À ceux qui diraient que ce port de papier d’identité obligatoire est une atteinte à la liberté d’aller et venir, rappelons que le port de papier d’identité est déjà exigé pour les transports en avion et le port des papiers du véhicule et du permis de conduire pour les automobilistes. La question à se poser est donc de savoir si cette nouvelle obligation est proportionnée à l’objectif d’intérêt général poursuivi. Et cela semble clair. D’ailleurs la direction de la SNCF en a elle-même fait la demande aux pouvoirs publics.

Les agents de contrôle seront habilités à leur demander de justifier leur identité dans le cas où ils ne seraient pas en mesure de présenter un titre de transport valide (article 2).

En cas de refus de présentation d’un titre d’identité, les agents de contrôle pourront faire appel aux forces de police qui procèderont aux vérifications dans les conditions prévues aux articles 78-1 et suivants du code de procédure pénale. Conformément à ces dispositions, les forces de l’ordre pourront retenir la personne sur place dans des lieux dédiés spécialement aménagés pour les forces de police ou dans les locaux de la police pour une durée n’excédant pas 4 heures (article 2).

Afin d’inciter les personnes contrôlées et non munies d’un titre de transport valide à se soumettre au contrôle d’identité des agents des transports –et pour éviter l’intervention des forces de l’ordre– la présente proposition de loi punit de 7 500 euros d’amende et de six mois d’emprisonnement le fait de leur refuser de présenter un titre d’identité qui doit être considéré comme une circonstance aggravante de la fraude.

En complément, la proposition de loi renforce les sanctions prévues par le code des transports en cas de déclaration intentionnelle d’une fausse adresse ou d’une fausse identité. Actuellement, cette infraction est punie de 3 750 euros. La proposition de loi propose de doubler le montant de la sanction (7 500 euros) et de l’assortir d’une peine de six mois d’emprisonnement (article 3).

La proposition de loi vise enfin à renforcer ce que la loi qualifie de « délit d’habitude » à savoir le fait pour une même personne de voyager de manière habituelle sans titre de transport valable.

En décembre 2014, le Gouvernement s’était lui-même engagé à réduire de 10 à 5 contraventions sur une période de douze mois les critères permettant de caractériser ce délit qui est puni de 7 500 euros d’amende et de six mois de prison.

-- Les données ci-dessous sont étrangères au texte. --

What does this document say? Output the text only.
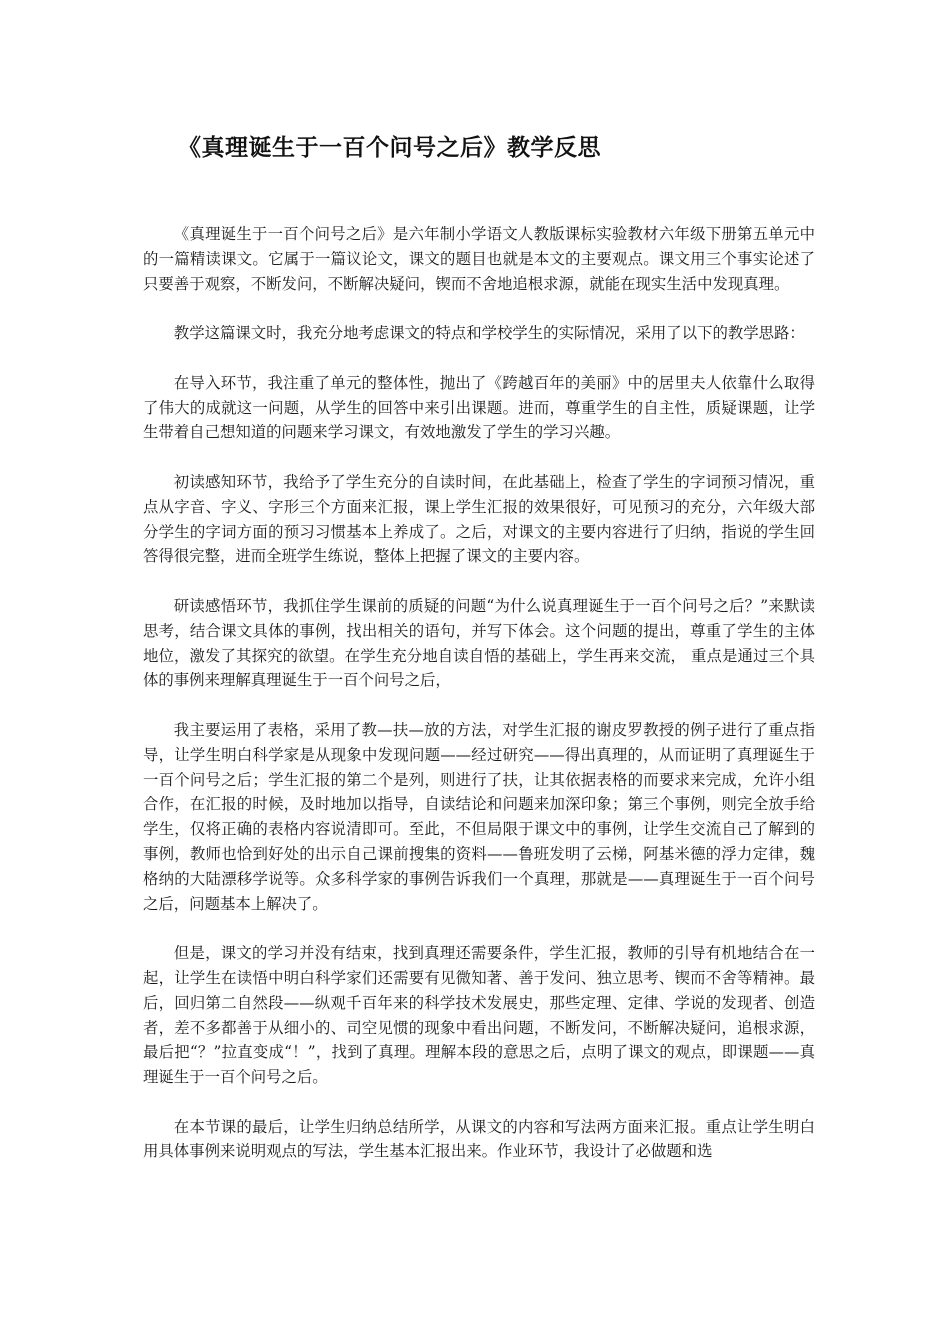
《真理诞生于一百个问号之后》教学反思

《真理诞生于一百个问号之后》是六年制小学语文人教版课标实验教材六年级下册第五单元中的一篇精读课文。它属于一篇议论文，课文的题目也就是本文的主要观点。课文用三个事实论述了只要善于观察，不断发问，不断解决疑问，锲而不舍地追根求源，就能在现实生活中发现真理。

教学这篇课文时，我充分地考虑课文的特点和学校学生的实际情况，采用了以下的教学思路：

在导入环节，我注重了单元的整体性，抛出了《跨越百年的美丽》中的居里夫人依靠什么取得了伟大的成就这一问题，从学生的回答中来引出课题。进而，尊重学生的自主性，质疑课题，让学生带着自己想知道的问题来学习课文，有效地激发了学生的学习兴趣。

初读感知环节，我给予了学生充分的自读时间，在此基础上，检查了学生的字词预习情况，重点从字音、字义、字形三个方面来汇报，课上学生汇报的效果很好，可见预习的充分，六年级大部分学生的字词方面的预习习惯基本上养成了。之后，对课文的主要内容进行了归纳，指说的学生回答得很完整，进而全班学生练说，整体上把握了课文的主要内容。

研读感悟环节，我抓住学生课前的质疑的问题“为什么说真理诞生于一百个问号之后？”来默读思考，结合课文具体的事例，找出相关的语句，并写下体会。这个问题的提出，尊重了学生的主体地位，激发了其探究的欲望。在学生充分地自读自悟的基础上，学生再来交流， 重点是通过三个具体的事例来理解真理诞生于一百个问号之后，

我主要运用了表格，采用了教—扶—放的方法，对学生汇报的谢皮罗教授的例子进行了重点指导，让学生明白科学家是从现象中发现问题——经过研究——得出真理的，从而证明了真理诞生于一百个问号之后；学生汇报的第二个是列，则进行了扶，让其依据表格的而要求来完成，允许小组合作，在汇报的时候，及时地加以指导，自读结论和问题来加深印象；第三个事例，则完全放手给学生，仅将正确的表格内容说清即可。至此，不但局限于课文中的事例，让学生交流自己了解到的事例，教师也恰到好处的出示自己课前搜集的资料——鲁班发明了云梯，阿基米德的浮力定律，魏格纳的大陆漂移学说等。众多科学家的事例告诉我们一个真理，那就是——真理诞生于一百个问号之后，问题基本上解决了。

但是，课文的学习并没有结束，找到真理还需要条件，学生汇报，教师的引导有机地结合在一起，让学生在读悟中明白科学家们还需要有见微知著、善于发问、独立思考、锲而不舍等精神。最后，回归第二自然段——纵观千百年来的科学技术发展史，那些定理、定律、学说的发现者、创造者，差不多都善于从细小的、司空见惯的现象中看出问题，不断发问，不断解决疑问，追根求源，最后把“？”拉直变成“！”，找到了真理。理解本段的意思之后，点明了课文的观点，即课题——真理诞生于一百个问号之后。

在本节课的最后，让学生归纳总结所学，从课文的内容和写法两方面来汇报。重点让学生明白用具体事例来说明观点的写法，学生基本汇报出来。作业环节，我设计了必做题和选
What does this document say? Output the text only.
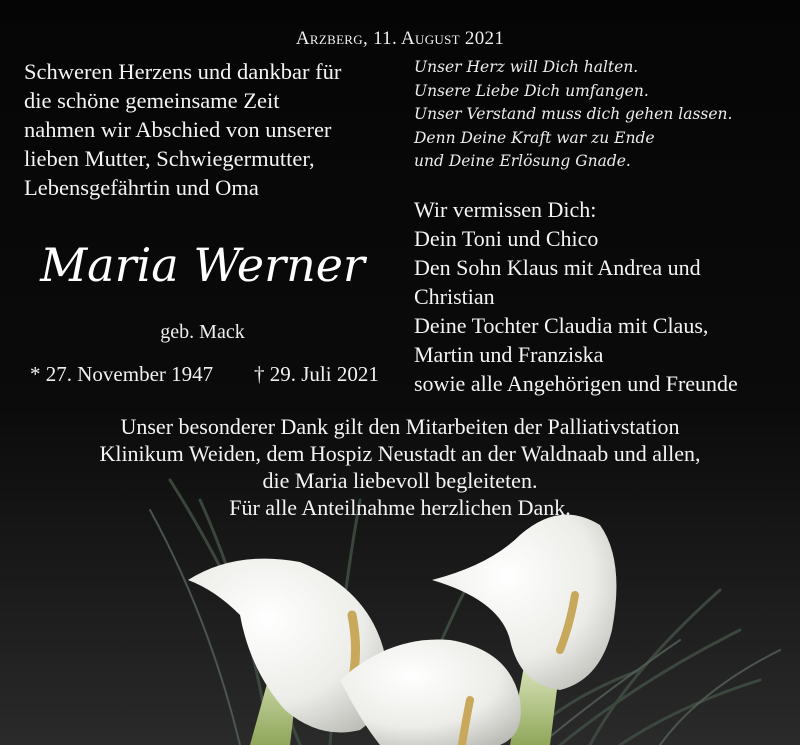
Arzberg, 11. August 2021
Schweren Herzens und dankbar für
die schöne gemeinsame Zeit
nahmen wir Abschied von unserer
lieben Mutter, Schwiegermutter,
Lebensgefährtin und Oma
Unser Herz will Dich halten.
Unsere Liebe Dich umfangen.
Unser Verstand muss dich gehen lassen.
Denn Deine Kraft war zu Ende
und Deine Erlösung Gnade.
Maria Werner
geb. Mack
* 27. November 1947 † 29. Juli 2021
Wir vermissen Dich:
Dein Toni und Chico
Den Sohn Klaus mit Andrea und
Christian
Deine Tochter Claudia mit Claus,
Martin und Franziska
sowie alle Angehörigen und Freunde
Unser besonderer Dank gilt den Mitarbeiten der Palliativstation
Klinikum Weiden, dem Hospiz Neustadt an der Waldnaab und allen,
die Maria liebevoll begleiteten.
Für alle Anteilnahme herzlichen Dank.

Six mois après cet engagement, rien n’a été fait.

Le présent texte propose d’agir enfin, et fortement, en fixant à trois contraventions sur une période de douze mois le délit d’habitude et, là encore, à étendre l’application de ce délit à tous les transports publics de personnes (article 4).

PROPOSITION DE LOI

Article 1er

Le port d’un titre d’identité est obligatoire pour tous les voyageurs, à l’exception des mineurs accompagnés de leurs parents, dans les transports publics de personnes.

Article 2

Lorsqu’un voyageur n’est pas en mesure de présenter un titre de transport valide, les agents de contrôle sont habilités à demander au contrevenant de justifier son identité.

En cas de refus de présentation d’un titre d’identité, les agents de contrôle font appel aux forces de police qui procèdent aux vérifications dans les conditions prévues aux articles 78-1 et suivants du code de procédure pénale.

Article 3

L’article L. 2242-5 du code des transports est ainsi rédigé :

« Est puni de 7 500 euros d’amende et de six mois d’emprisonnement le fait de refuser de présenter un titre d’identité aux agents assermentés mentionnés au I de l’article L. 2241-1 ou de leur déclarer intentionnellement une fausse adresse ou une fausse identité.

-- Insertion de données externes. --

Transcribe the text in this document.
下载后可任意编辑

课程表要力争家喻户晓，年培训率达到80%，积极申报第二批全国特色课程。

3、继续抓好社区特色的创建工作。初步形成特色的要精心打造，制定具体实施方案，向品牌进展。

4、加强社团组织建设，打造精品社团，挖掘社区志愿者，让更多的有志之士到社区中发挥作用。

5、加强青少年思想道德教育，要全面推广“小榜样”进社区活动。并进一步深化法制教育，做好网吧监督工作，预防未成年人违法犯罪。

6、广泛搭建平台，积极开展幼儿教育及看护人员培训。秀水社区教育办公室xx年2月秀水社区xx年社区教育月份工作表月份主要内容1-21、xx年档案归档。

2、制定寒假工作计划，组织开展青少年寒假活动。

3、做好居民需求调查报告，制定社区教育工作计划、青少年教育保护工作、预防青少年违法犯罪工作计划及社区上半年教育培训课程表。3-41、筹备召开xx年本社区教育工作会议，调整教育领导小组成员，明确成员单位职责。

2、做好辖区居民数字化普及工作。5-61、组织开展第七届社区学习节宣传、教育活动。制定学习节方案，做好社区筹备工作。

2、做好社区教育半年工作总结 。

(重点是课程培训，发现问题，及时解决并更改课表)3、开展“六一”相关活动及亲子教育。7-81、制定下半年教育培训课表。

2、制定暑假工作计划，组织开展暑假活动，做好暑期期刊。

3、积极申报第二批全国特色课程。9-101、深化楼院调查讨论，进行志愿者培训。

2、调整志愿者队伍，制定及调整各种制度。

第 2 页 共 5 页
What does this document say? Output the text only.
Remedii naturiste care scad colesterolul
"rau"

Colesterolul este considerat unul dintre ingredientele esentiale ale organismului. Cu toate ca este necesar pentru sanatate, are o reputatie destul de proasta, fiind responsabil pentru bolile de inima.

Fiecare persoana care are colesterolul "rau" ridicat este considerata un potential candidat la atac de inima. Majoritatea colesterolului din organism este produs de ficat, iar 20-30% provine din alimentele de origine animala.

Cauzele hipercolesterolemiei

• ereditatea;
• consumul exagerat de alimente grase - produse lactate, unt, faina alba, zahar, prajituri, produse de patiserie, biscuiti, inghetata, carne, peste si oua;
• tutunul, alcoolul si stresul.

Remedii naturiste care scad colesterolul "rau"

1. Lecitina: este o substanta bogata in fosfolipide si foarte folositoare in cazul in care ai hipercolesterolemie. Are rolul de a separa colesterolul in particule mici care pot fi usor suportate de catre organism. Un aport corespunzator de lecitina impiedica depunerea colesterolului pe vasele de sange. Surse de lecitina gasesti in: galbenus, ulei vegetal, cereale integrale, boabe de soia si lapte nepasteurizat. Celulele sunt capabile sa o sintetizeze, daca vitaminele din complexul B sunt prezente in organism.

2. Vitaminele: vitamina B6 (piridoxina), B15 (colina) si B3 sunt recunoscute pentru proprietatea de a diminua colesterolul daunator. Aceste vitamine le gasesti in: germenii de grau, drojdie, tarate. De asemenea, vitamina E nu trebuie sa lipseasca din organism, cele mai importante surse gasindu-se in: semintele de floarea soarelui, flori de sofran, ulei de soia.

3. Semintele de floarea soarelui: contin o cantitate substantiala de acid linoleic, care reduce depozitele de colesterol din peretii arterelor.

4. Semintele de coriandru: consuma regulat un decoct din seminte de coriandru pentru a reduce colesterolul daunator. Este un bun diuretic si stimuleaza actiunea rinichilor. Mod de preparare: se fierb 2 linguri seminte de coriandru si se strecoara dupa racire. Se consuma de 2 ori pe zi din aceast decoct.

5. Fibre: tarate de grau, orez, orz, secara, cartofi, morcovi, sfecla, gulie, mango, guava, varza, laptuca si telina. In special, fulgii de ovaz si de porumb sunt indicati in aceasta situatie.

« Cette disposition s’applique à tous les transports publics de personnes. »

Article 4

L’article L. 2242-6 du code des transports est ainsi modifié :

1° Le premier alinéa est complété par une phrase ainsi rédigée :

« L’habitude est caractérisée dès lors que la personne concernée a fait l’objet, sur une période inférieure ou égale à douze mois, de plus de trois contraventions pour avoir voyagé sans titre de transport ou munie d’un titre de transport non valable ou non complété, qui n’ont pas donné lieu à une transaction en application de l’article 529-3 du code de procédure pénale. »

2° Après le premier alinéa, il est inséré un alinéa ainsi rédigé :

« Cette disposition s’applique à tous les transports publics de personnes. »

1 () Enquête nationale transports et déplacements.